Pixelligent, the leader in high-index advanced materials, announced today its 2016 predictions for high refractive index applications in the electronics markets that it serves.
“Pixelligent has been developing high refractive index zirconia nanocrystals for the solid state lighting and display markets for the past 5 years. From our perspective, 2015 was a tipping-point year with wide spread adoptions of our next generation light management technology in the markets we serve. We saw a substantial uptick in all of our core markets from solid state lighting, to displays to touch sensors and lenses,” said Craig Bandes, president and CEO of Pixelligent. “As we start the New Year, we wanted to offer our predictions for the leading electronics material markets for 2016.”

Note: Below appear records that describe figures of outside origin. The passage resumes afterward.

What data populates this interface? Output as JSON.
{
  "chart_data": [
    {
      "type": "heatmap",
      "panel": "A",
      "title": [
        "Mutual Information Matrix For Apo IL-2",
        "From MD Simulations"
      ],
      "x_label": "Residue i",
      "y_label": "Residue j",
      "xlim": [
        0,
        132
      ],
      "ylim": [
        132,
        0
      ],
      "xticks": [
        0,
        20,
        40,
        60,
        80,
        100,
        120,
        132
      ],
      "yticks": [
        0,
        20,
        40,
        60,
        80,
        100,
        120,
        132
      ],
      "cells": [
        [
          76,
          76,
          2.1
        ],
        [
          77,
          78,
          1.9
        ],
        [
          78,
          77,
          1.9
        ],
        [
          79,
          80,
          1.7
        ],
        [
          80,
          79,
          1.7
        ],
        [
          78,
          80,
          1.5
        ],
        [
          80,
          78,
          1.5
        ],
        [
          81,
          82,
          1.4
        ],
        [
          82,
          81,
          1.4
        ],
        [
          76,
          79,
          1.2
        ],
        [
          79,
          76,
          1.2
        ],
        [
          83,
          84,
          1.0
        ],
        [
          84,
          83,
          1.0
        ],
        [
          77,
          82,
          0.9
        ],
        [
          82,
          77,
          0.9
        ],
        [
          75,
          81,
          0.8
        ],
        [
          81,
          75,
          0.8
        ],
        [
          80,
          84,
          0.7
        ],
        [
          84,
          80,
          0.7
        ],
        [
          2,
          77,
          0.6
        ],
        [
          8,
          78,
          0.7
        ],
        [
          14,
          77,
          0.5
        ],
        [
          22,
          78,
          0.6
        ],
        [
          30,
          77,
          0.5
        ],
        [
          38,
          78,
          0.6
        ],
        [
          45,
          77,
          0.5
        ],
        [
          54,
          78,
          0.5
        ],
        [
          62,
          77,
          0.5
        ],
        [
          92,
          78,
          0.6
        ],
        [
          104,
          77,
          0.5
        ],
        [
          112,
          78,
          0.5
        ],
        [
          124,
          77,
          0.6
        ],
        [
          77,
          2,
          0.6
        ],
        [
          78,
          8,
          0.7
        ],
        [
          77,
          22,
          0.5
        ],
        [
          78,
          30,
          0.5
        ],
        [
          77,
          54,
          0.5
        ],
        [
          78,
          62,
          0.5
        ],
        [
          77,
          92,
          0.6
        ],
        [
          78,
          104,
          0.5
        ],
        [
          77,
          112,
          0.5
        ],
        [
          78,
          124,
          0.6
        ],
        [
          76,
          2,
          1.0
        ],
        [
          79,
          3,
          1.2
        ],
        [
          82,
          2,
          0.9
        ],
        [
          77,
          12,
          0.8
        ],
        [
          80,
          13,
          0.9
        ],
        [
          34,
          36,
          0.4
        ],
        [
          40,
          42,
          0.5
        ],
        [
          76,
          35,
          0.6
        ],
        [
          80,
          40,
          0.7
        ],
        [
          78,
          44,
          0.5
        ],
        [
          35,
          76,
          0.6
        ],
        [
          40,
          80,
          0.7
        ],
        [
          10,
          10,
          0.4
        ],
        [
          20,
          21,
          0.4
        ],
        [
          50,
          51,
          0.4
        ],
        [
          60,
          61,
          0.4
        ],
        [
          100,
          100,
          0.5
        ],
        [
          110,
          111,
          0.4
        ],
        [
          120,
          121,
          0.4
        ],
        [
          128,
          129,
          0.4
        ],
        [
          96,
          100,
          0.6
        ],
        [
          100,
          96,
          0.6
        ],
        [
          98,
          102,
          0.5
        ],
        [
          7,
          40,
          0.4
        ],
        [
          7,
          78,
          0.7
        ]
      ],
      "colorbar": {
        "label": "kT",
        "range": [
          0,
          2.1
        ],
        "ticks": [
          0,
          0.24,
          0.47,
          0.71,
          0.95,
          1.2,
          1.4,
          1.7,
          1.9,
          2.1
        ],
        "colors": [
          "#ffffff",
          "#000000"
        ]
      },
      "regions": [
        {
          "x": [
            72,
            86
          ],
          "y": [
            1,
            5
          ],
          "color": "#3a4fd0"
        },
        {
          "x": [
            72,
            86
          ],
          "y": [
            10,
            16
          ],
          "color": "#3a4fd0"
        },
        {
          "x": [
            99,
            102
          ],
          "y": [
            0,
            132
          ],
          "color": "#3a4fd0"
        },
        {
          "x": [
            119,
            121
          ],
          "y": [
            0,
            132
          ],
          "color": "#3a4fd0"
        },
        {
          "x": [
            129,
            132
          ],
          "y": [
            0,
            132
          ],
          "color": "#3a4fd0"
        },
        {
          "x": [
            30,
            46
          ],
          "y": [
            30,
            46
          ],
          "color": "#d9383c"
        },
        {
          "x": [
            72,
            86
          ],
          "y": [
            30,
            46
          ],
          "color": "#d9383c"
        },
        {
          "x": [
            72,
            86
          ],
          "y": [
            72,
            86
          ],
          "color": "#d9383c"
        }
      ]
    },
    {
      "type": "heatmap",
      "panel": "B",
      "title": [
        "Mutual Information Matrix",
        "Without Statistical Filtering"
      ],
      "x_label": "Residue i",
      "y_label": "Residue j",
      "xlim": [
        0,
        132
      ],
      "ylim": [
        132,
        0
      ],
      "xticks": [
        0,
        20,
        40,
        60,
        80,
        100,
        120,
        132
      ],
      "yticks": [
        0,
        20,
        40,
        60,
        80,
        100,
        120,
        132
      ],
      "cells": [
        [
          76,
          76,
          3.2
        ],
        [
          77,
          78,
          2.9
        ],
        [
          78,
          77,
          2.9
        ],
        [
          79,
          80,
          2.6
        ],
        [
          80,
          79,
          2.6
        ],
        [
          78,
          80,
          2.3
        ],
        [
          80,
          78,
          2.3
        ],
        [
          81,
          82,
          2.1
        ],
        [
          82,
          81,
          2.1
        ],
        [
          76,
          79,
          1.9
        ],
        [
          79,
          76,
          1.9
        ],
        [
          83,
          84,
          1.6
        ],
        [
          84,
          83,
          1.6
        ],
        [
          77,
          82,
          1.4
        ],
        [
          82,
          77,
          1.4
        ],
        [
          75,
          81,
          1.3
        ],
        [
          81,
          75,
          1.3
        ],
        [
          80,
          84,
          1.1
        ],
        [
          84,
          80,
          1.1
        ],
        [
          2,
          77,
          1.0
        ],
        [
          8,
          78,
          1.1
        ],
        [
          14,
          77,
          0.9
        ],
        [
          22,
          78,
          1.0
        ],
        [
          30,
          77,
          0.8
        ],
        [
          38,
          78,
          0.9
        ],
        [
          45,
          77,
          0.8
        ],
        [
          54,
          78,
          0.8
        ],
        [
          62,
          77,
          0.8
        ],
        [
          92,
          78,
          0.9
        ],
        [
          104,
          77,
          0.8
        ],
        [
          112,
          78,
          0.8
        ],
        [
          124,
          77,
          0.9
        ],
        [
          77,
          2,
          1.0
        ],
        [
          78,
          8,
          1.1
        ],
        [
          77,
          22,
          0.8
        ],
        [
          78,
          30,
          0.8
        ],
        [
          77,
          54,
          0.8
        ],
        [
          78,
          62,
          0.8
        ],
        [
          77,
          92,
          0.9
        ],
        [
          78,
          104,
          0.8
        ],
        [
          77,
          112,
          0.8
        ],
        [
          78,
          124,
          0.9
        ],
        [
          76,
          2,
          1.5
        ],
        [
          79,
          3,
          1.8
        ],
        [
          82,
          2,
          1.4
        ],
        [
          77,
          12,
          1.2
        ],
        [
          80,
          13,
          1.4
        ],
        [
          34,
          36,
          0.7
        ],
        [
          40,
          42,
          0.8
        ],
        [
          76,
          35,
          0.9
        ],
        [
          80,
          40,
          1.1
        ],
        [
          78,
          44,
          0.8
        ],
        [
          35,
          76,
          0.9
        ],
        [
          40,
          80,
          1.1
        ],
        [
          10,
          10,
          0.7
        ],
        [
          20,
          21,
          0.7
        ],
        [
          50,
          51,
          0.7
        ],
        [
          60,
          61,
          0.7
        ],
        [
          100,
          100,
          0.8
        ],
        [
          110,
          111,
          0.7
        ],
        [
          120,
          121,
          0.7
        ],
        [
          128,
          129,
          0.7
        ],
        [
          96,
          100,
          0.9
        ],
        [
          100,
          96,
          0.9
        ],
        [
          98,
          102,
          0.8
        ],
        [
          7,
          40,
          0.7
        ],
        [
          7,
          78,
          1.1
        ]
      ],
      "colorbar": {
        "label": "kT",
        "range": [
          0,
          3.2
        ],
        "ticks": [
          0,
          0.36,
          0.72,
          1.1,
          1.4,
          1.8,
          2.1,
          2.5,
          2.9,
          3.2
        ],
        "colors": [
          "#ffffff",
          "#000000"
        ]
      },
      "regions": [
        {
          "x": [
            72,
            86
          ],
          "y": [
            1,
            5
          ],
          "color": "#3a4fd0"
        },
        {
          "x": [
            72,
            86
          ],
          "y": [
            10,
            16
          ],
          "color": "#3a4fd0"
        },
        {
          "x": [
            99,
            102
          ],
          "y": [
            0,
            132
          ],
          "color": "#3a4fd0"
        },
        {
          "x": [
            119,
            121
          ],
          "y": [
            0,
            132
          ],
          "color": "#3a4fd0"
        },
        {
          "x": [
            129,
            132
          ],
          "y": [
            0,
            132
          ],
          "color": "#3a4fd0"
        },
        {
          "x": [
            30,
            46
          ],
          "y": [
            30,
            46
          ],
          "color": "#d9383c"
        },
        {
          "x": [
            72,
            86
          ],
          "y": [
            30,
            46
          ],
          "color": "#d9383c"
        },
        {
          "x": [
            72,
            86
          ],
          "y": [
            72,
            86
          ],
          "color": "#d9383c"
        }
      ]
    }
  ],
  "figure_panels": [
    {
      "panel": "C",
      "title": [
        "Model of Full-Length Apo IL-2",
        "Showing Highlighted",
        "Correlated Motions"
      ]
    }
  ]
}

Prediction #1: LED lighting will become the lighting standard, and all incumbent technologies will be legacy. In the near future, retro-fluorescent tubes will be available for consumers, and compact fluorescent lamps (CFLs) will be nothing more than novelty gag gifts. Acuity Brands said its LED lighting product shares have increased to more than 50 percent of its revenue in the past few quarters, up from single digit shares in 2012. Other players with legacy lighting portfolios are seeing similar shifts. Over the next few years, the long tail of legacy lighting systems will have run their course. High refractive index additives will accelerate this trend by offering even greater efficiencies from LED packages.
Prediction #2: OLED display, in all of its forms, will have a transformative year. OLED TV will push hard for market growth by leveraging high production volumes, higher yields and lower costs, and will compete more effectively against LCD TVs. High refractive index additives will begin to be integrated into OLED displays for improved light extraction and enhanced performance, and will be part of a broader shift to solution-based processing. LCD will counter with quantum dots for higher color gamut, and end up defending the traditional TV markets but will remain unprofitable, and will lose support as investment shifts increasingly to OLED display. OLED will break through with thinner, flexible, mirrored and transparent features that take the market in new directions. Medium screen OLEDs will test customer acceptance of a higher-quality display at a higher price point. Apple will go big on OLED display building on the success of the Apple Watch. Foldable and bendable displays will become actual consumer products.
Prediction #3: OLED lighting will continue to gain traction in the leading automotive and architectural lighting markets and will seek to co-exist with LED lighting in a number of other niche and high-value markets, where quality of light is a key factor.
OLED lighting’s unique capabilities as a diffused and high-quality light source will enable it to develop an emerging customer base. The sophistication of the OLED display supply chain will drive cost and quality improvements for OLED lighting to support the larger market share. High refractive-index light extraction layers will be critical to raising efficiency and lowering cost per lumen. Automotive OLED taillights will start a trend, bringing OLED from the outside of the automobile to the inside. Consumers will begin to realize OLED is a more appealing, more efficient, and quite simply the best available lighting technology.
Prediction #4: The Internet of Things (IoT) will remain a hot and growing market. Modest adoption in 2016 will drive efficiency in production for specialized, small, flexible and bendable sensors, making wearable connected devices more prominent in growing niche markets. Mass adoption of IoT will continue to gain momentum and will lead to a new phase: the Internet of “the right” Things, including connected automobiles. Rising interest in connected automobiles will amplify growth and adoption of connected communication devices, which will increase the need for smarter, higher quality and more efficient displays. The development in these areas will lead to next generation products unlike anything on the market today.